Gobsmacking isn’t it?
“At age 5, kids learn gender stereotypes, they don’t start acting on them yet, but they start to know them,” Amy Cuddy said.
“There is a difference in how adults carry themselves. Women and men carry themselves in a different way when it comes to expansiveness. Women are less expansive than men, but little kids are not.”
“Little girls are running around with their hands in the air, and doing cartwheels, and they’re not afraid to take up space, and to yell and to talk.”
But they get to middle school around 11 years-old and all of a sudden your little girl who was running around with her arms in the air is now a shrinking violet. Boys are not.”
Cuddy and her research team set about finding out if girls were learning this from their environment or if it was innate.
They had four-year, and six-year-olds look at an iPad that had sixteen photos of a pair of dolls. One doll was in an expansive, powerful pose, and one was in a contracted, closed pose.

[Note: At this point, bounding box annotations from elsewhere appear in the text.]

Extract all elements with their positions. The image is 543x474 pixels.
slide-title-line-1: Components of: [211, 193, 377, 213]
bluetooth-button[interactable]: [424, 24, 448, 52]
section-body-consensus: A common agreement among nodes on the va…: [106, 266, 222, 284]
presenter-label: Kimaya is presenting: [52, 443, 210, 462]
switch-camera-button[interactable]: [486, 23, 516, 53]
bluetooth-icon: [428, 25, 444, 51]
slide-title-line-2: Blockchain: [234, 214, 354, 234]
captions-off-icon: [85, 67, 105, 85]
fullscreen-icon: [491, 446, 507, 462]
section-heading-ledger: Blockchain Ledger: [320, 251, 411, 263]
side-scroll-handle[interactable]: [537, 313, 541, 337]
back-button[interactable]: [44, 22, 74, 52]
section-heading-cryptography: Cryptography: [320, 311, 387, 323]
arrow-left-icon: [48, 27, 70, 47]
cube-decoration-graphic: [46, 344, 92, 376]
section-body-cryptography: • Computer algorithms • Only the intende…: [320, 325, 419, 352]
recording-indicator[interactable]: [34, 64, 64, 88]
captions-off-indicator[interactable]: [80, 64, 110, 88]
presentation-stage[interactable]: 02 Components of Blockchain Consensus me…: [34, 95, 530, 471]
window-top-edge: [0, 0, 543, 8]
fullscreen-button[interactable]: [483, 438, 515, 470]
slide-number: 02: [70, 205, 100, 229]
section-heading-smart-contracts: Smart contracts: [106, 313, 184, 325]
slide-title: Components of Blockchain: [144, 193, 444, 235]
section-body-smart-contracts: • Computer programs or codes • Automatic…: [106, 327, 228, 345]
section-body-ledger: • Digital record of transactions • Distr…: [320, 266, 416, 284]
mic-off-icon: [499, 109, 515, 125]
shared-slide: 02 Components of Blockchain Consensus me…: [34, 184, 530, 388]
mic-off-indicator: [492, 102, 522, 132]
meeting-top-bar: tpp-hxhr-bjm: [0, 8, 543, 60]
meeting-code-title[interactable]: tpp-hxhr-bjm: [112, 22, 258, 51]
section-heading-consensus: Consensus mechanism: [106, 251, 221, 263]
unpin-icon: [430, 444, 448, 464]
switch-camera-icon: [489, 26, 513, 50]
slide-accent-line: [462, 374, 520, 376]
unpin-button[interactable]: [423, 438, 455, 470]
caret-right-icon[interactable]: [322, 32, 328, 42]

The research team then asked the children to ‘point to the boy and point to the girl.’ No child said they didn’t understand the question. They flew through this exercise.
“By age 4, 75% of kids showed a male expansive bias, by age 6 it was 85% but more alarming is this number; by age 4 it’s only 13%, who have a perfect score meaning that consistently through the whole survey they think the expansive one is a boy.
“By age 6, that’s nearly half of them. This tells us from a developmental perspective that they are learning this. They’re not born knowing this; we’re exposing them to images and messages that tell them this.”
In Amy’s work, she’s often asked, ‘How do I get women to speak up in the boardroom?’ Her response: “What I say is, ‘Don’t ever tell them to stop.’”
“Don’t tell your daughters to sit like a lady. Do not send them signals that they’re not supposed to speak as much or that they might be seen negatively if they step up and share an idea.”
“Let’s teach our daughters to take up space, and express their ideas by showing their strength, unapologetically. Let’s not stop them from doing that. Let’s teach our kids more broadly because it’s not as if boys don’t struggle with this as well, but we need to teach them to sit up straight, not to respect others but to respect themselves.”
Amy then showed an image (above) of a young girl in a red superhero mask and cape power posing in front of the iconic ‘Fearless Girl’ staring down the bronze bull on Wall St. It is images like these that Amy wants our daughters (and sons) to see.
“I don’t want our daughters to see more princesses with Penguin arms pinned to their sides and a skinny little waist, but let’s more show them you can be strong and poised and beautiful all at the same time.”
She also showed a striking image of ballet dancer Misty Copeland, who made history as the first African American Female Principal Dancer with the prestigious American Ballet Theatre.
“Misty Copeland fought and overcame so many challenges to become Principal, but she kept going because she wanted to show young girls that you do not have to be a toothpick to be beautiful.”
“You can unapologetically carry yourself with grace and power and beauty all at the same time. And that’s what I want our daughters to be seeing.”
“Let’s teach our daughters to expand. To take up space. To express their ideas. To show their strength.”
My daughter is a month away from her sixth birthday. We’re a feminist household, but it’s been a wake-up call to make it a priority that she sees what she can be at this pivotal time in her childhood.